A Reese bass is a detuned, filtered bass whose beating oscillators give warm, moving low-end
A Reese bass (named after Kevin Saunderson’s ‘Reese’ alias) is made by running two or more oscillators detuned slightly against each other, so they beat and phase, giving a thick, chorusing low-end with a sense of internal movement even on a held note. In future garage this bass is specifically a ‘warm filtered reese’ — the MusicTech spec Wikipedia cites calls for a subbass or square-wave bass with a modulating filter, so the filter sweeps slowly and adds an evolving, opening/closing quality on top of the detune beating. Saw or square oscillators are common because they give the filter rich harmonics to move through.

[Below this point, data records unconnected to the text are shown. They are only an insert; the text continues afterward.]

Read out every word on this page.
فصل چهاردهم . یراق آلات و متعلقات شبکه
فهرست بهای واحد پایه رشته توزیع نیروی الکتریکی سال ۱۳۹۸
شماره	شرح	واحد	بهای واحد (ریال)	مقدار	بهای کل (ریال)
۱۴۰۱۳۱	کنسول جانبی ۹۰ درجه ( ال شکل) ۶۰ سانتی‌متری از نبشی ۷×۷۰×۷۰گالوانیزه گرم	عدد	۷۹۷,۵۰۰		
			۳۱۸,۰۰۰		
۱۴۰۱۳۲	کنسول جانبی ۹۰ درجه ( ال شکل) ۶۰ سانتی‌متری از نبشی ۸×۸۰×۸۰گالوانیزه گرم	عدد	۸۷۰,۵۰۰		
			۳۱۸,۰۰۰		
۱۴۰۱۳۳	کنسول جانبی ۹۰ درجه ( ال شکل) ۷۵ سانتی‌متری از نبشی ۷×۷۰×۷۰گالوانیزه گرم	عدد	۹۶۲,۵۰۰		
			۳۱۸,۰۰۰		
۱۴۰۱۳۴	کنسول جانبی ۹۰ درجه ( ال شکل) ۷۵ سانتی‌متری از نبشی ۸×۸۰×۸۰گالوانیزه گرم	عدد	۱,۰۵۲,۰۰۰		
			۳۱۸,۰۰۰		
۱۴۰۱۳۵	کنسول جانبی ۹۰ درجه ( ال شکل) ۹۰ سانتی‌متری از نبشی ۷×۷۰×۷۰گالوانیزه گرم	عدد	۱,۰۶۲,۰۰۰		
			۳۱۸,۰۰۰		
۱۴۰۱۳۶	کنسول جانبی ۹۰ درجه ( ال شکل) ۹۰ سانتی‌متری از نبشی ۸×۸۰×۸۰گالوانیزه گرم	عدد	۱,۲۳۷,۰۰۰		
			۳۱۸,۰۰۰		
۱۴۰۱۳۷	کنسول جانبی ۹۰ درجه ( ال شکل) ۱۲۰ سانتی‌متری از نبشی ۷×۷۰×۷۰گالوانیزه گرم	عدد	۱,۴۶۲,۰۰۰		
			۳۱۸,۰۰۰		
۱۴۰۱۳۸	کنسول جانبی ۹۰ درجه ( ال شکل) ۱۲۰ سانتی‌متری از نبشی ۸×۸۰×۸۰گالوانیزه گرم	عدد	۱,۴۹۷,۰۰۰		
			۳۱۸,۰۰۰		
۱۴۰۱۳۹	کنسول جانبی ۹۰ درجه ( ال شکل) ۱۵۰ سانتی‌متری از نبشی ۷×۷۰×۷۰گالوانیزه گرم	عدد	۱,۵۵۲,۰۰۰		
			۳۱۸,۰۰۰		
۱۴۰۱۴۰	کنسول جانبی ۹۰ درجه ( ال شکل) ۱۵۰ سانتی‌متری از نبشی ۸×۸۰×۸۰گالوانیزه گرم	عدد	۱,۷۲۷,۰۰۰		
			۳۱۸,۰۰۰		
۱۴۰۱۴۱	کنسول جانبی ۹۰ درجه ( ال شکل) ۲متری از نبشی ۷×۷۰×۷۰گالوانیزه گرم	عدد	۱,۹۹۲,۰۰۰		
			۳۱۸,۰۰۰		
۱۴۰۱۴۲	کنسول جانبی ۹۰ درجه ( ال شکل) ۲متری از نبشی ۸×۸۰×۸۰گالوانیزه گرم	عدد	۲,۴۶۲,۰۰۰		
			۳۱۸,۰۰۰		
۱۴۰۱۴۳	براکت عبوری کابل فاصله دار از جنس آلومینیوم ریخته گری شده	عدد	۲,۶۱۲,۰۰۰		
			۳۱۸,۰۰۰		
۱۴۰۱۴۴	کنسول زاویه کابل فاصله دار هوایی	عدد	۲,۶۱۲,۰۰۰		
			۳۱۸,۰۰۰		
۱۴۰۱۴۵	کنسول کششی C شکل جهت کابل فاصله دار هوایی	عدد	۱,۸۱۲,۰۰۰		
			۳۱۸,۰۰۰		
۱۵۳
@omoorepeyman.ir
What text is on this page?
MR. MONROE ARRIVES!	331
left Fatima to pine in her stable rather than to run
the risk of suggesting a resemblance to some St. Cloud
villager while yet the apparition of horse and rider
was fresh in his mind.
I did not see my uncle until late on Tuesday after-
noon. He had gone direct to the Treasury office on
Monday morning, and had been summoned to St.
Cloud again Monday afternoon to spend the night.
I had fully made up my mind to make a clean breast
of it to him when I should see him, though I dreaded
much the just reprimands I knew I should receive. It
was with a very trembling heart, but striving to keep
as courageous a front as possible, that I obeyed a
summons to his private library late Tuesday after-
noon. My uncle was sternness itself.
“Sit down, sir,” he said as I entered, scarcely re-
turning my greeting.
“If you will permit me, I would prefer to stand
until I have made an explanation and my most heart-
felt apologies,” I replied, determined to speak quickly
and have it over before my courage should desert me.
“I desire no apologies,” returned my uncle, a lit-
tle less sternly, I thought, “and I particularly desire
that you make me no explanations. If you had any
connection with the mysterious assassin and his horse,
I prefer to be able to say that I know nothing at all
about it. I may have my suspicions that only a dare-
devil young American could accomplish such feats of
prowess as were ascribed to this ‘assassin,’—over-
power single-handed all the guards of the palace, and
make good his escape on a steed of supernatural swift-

The result is the dark, sustained, breathing bass that anchors the genre’s mood.
Examples
Detune two saw oscillators a few Hz apart and mix them: the low end beats and thickens. Add a low-pass filter with a slow LFO on cutoff and the bass now sweeps as well — the ‘warm filtered reese’ future-garage sound. Increasing the detune widens/roughens the beating.
Assessment
Build a Reese bass: detune two oscillators until you hear beating, then add slow filter modulation. Describe how increasing the detune changes the character, and what the modulating filter adds on top of the detune.